In his study of human motion detection and perception "The Tinkerbell Effect: Motion Perception and Illusion”, published in the Journal of Consciousness Studies (2002), Frank H. Durgin first set out the idea (which traces its roots further back to George Berkeley’s work on Metaphysics in the 18th century

As Marion says in her paper, “If we compare its value in circulation to that of major fiat currencies, Bitcoin would be mostly in the top five depending on the live exchange rates, but its liquidity is actually close to that of the Thai baht!.. Other authorities are accelerating research on their own central bank digital currencies (CBDCs) and launching pilot projects.

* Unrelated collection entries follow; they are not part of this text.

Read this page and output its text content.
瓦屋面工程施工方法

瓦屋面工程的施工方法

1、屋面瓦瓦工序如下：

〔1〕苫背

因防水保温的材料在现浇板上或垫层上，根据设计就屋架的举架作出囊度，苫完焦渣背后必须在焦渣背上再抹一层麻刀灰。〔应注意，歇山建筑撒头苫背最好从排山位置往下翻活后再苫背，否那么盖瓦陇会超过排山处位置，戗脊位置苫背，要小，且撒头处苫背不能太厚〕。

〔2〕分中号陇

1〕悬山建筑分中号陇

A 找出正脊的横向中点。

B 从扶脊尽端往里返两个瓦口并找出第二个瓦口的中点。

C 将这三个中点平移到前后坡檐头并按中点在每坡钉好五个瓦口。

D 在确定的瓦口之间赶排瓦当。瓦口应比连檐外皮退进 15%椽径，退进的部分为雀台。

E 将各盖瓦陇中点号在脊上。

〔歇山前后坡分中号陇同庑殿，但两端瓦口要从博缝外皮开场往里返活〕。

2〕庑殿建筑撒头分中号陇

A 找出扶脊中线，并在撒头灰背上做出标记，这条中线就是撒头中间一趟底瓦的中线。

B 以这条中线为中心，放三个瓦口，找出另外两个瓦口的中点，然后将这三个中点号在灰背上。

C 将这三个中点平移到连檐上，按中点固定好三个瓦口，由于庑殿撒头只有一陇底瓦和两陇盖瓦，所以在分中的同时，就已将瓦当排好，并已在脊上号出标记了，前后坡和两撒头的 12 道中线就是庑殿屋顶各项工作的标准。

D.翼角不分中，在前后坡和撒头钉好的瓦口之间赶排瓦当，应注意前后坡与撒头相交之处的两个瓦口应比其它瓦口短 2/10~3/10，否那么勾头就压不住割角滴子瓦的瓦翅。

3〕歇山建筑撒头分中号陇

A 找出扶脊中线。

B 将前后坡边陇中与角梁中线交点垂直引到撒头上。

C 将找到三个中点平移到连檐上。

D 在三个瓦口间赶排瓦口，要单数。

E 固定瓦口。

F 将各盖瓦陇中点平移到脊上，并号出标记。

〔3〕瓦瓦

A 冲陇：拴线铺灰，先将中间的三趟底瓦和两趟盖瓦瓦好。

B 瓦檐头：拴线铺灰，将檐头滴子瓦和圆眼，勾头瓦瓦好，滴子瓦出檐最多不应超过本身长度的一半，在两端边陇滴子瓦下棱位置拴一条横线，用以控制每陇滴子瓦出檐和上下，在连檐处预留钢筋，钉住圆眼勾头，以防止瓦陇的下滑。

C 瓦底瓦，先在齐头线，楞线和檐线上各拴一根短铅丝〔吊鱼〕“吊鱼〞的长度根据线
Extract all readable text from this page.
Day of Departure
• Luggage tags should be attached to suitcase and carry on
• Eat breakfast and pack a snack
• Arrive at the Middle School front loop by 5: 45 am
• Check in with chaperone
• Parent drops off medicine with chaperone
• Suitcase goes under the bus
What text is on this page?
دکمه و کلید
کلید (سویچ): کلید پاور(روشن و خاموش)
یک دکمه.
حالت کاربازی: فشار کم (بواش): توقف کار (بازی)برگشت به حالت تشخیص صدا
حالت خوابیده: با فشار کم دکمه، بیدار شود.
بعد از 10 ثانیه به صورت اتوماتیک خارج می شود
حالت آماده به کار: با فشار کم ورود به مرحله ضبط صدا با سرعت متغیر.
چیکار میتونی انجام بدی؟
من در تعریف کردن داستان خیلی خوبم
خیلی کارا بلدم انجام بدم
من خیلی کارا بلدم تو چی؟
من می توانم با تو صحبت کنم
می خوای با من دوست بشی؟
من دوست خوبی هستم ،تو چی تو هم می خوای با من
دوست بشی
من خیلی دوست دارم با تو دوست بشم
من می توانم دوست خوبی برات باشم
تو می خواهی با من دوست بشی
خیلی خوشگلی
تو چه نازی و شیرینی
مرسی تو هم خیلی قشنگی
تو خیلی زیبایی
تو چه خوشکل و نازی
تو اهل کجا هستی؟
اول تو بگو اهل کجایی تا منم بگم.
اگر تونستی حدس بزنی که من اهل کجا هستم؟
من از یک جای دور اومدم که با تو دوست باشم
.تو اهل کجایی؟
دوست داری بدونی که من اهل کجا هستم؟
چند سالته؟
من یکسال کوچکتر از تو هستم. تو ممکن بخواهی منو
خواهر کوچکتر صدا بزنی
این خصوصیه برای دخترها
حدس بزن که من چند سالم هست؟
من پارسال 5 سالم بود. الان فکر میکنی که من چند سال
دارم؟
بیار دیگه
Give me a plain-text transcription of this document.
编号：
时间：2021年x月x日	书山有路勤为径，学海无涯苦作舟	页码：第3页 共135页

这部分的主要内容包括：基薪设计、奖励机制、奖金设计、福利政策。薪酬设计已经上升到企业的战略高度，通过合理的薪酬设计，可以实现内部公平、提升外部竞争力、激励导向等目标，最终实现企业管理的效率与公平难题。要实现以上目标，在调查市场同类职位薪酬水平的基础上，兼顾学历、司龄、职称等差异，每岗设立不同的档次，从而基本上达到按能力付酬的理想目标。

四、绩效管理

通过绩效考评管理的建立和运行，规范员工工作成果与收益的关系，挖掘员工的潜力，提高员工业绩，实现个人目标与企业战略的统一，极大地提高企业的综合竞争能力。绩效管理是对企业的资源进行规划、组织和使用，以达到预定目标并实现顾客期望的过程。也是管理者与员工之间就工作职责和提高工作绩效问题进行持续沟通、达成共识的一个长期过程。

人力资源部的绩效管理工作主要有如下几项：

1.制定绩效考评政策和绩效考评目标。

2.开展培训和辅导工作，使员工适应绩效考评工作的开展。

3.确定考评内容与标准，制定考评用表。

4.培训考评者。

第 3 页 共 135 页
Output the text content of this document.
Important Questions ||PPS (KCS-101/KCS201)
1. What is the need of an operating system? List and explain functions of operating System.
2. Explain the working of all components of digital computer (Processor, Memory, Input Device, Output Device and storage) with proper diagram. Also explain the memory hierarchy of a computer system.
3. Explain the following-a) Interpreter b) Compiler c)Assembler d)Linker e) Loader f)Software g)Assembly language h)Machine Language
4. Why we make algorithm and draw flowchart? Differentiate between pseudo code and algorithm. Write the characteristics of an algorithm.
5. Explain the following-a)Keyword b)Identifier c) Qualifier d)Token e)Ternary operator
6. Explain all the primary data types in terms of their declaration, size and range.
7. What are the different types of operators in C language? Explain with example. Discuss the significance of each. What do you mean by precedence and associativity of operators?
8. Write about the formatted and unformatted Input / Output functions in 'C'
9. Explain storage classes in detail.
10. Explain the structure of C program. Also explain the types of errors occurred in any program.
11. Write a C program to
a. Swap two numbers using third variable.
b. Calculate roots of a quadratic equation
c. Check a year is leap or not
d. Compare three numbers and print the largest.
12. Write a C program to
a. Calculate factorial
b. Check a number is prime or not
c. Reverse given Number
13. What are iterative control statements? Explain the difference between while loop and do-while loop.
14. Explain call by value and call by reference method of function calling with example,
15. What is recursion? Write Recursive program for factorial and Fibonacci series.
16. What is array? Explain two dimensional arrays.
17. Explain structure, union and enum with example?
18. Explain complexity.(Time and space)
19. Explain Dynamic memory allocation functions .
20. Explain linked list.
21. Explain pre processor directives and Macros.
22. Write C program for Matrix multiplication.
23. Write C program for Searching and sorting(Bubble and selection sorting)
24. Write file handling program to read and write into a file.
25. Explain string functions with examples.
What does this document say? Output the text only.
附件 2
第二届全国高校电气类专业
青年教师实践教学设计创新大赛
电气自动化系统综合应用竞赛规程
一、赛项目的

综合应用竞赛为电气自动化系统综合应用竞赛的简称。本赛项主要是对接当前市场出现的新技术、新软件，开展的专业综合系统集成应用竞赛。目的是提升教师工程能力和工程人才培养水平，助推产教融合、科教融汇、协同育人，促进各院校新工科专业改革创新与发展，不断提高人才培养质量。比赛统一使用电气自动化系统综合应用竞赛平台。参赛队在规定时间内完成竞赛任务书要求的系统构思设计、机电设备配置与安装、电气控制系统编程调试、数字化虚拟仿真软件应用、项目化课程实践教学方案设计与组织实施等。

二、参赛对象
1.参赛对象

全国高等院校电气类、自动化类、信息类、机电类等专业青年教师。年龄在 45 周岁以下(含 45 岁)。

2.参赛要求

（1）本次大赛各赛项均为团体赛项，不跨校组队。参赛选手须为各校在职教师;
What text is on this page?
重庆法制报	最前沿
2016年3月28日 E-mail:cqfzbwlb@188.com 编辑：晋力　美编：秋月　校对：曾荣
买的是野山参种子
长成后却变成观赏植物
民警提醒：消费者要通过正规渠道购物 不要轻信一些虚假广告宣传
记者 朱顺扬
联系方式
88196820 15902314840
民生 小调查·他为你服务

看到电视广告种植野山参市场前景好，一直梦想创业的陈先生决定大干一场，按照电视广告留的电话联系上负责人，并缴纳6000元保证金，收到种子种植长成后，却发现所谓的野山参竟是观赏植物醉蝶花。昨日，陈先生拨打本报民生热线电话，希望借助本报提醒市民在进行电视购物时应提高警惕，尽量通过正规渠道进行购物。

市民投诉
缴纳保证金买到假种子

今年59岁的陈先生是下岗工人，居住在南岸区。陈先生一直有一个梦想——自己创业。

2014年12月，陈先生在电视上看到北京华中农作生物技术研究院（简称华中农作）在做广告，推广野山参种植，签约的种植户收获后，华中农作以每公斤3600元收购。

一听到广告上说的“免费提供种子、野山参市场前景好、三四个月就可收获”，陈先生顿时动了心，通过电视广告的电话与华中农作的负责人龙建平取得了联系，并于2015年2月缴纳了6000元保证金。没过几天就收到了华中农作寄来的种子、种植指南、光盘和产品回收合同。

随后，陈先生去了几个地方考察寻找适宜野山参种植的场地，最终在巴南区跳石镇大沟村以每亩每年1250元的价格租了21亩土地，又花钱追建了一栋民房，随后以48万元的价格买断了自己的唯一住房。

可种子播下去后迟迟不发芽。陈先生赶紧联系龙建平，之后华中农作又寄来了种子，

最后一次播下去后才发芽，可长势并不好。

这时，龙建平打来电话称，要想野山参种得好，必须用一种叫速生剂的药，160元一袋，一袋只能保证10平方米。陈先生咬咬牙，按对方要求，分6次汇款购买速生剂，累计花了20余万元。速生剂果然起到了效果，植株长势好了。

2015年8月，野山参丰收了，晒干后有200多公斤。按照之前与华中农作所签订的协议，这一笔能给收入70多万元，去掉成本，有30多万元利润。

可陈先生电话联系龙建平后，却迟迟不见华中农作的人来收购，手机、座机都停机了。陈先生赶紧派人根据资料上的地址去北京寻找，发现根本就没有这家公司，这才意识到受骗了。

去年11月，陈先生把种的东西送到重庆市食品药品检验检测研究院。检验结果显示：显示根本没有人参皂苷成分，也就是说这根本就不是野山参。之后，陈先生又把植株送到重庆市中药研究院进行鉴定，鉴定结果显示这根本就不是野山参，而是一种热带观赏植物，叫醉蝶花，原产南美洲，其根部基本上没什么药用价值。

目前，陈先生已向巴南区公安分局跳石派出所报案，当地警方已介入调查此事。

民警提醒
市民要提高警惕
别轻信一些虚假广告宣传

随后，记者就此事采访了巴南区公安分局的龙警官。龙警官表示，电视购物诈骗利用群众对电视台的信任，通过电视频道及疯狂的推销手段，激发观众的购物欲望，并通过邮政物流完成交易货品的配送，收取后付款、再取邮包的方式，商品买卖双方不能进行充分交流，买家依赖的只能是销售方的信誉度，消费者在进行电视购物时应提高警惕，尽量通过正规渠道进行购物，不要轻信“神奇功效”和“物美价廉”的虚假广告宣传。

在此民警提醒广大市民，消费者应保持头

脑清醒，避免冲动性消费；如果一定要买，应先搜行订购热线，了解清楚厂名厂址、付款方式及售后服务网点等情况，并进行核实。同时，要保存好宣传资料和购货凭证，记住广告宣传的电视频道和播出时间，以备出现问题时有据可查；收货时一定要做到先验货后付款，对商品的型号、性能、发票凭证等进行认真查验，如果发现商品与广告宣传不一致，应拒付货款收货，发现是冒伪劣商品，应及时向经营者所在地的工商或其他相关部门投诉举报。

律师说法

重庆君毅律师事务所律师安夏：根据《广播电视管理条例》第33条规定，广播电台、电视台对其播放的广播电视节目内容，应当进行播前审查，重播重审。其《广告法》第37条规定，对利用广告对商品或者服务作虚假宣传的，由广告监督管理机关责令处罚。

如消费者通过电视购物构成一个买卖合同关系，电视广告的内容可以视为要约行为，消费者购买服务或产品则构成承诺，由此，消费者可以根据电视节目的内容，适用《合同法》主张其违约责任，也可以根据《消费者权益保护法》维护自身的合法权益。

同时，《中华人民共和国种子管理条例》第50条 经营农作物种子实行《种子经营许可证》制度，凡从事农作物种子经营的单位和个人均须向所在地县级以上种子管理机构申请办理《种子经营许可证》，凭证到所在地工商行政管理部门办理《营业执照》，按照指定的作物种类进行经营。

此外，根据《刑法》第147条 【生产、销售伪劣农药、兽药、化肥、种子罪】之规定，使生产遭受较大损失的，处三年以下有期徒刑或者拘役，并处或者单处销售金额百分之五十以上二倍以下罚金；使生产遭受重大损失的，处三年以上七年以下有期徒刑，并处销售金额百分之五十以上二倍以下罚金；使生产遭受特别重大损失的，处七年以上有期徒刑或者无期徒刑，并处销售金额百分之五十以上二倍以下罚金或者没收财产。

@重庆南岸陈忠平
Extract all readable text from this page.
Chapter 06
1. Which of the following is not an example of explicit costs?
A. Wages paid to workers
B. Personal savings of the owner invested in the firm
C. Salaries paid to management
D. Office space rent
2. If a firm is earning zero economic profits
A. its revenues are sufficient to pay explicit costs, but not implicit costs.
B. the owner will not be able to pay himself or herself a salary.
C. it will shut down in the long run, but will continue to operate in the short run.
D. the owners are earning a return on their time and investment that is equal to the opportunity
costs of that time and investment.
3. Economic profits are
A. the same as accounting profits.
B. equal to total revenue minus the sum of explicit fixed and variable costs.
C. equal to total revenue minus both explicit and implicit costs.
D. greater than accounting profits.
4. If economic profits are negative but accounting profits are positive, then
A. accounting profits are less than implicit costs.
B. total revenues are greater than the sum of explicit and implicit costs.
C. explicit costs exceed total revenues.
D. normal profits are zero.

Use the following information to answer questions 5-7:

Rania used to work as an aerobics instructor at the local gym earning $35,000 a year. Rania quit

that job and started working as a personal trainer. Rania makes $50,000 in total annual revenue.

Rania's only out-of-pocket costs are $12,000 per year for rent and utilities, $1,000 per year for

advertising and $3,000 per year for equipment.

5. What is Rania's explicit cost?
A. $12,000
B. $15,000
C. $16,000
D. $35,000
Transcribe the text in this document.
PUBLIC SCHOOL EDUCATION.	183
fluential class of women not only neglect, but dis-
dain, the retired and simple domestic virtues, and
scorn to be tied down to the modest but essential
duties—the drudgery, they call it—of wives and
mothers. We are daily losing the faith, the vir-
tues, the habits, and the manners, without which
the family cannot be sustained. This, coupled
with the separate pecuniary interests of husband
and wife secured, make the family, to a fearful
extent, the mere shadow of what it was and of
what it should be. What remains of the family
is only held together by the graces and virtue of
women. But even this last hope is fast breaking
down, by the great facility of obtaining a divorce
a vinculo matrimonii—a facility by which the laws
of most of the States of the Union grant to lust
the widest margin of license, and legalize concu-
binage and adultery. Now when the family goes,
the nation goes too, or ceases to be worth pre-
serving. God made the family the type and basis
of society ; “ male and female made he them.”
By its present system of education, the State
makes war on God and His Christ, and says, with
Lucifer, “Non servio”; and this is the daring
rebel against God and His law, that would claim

Tinkerbell can do only so much; the future of Bitcoin is in their hands.

Crypto advocates point to a “dependable store of valueand they continue to believe Bitcoin will provide the opportunity for better returns and preserve the value of our capital over time, compared to holding cash. Yet at the same time commentaries are noting that prices will remain “ultra-volatile”.

However, Chris Skinner’s ‘Finanser’ blog continues to challenge my thinking on Crypto;

What if you believed in digital, the network, and the democratisation of the world? So, I finally get it: cryptocurrencies are not a scam but are about what people believe in. Now, with bitcoins meteoric rise as a currency system in the past year, along with ETH and others, it looks like the world believes in cryptocurrencies.”


Belief and perception create network effects (or bubbles depending on where you stand). Essentially we are confronted by three realities with Crypto;

1) the sheer capitalisation of Bitcoin now exceeds most companies in the world. It is too large to simply go away easily, and will proliferate the capital model.

2) it remains an onion and an easy vehicle for tax evasion, criminality and laundering terrorism, and lastly;

3) its future value today is based on the assumed network effects of the Blockchain tomorrow. As it grows its value is expected to grow. Yet its value is not stable like a mature currency. What many are watching for is whether the velocity of Crypto expands through the economy. As velocity rises will its store of value stabilise? Does Crypto move from speculation to exchange?

Until then we will struggle to define what Crypto is or what it should do inside a portfolio. Yet very soon boards and committees are going to be asked to assess its value, to understand the risks, and potentially approve its use. For Crypto ‘to be’ is to be perceived. We are so not ready to believe.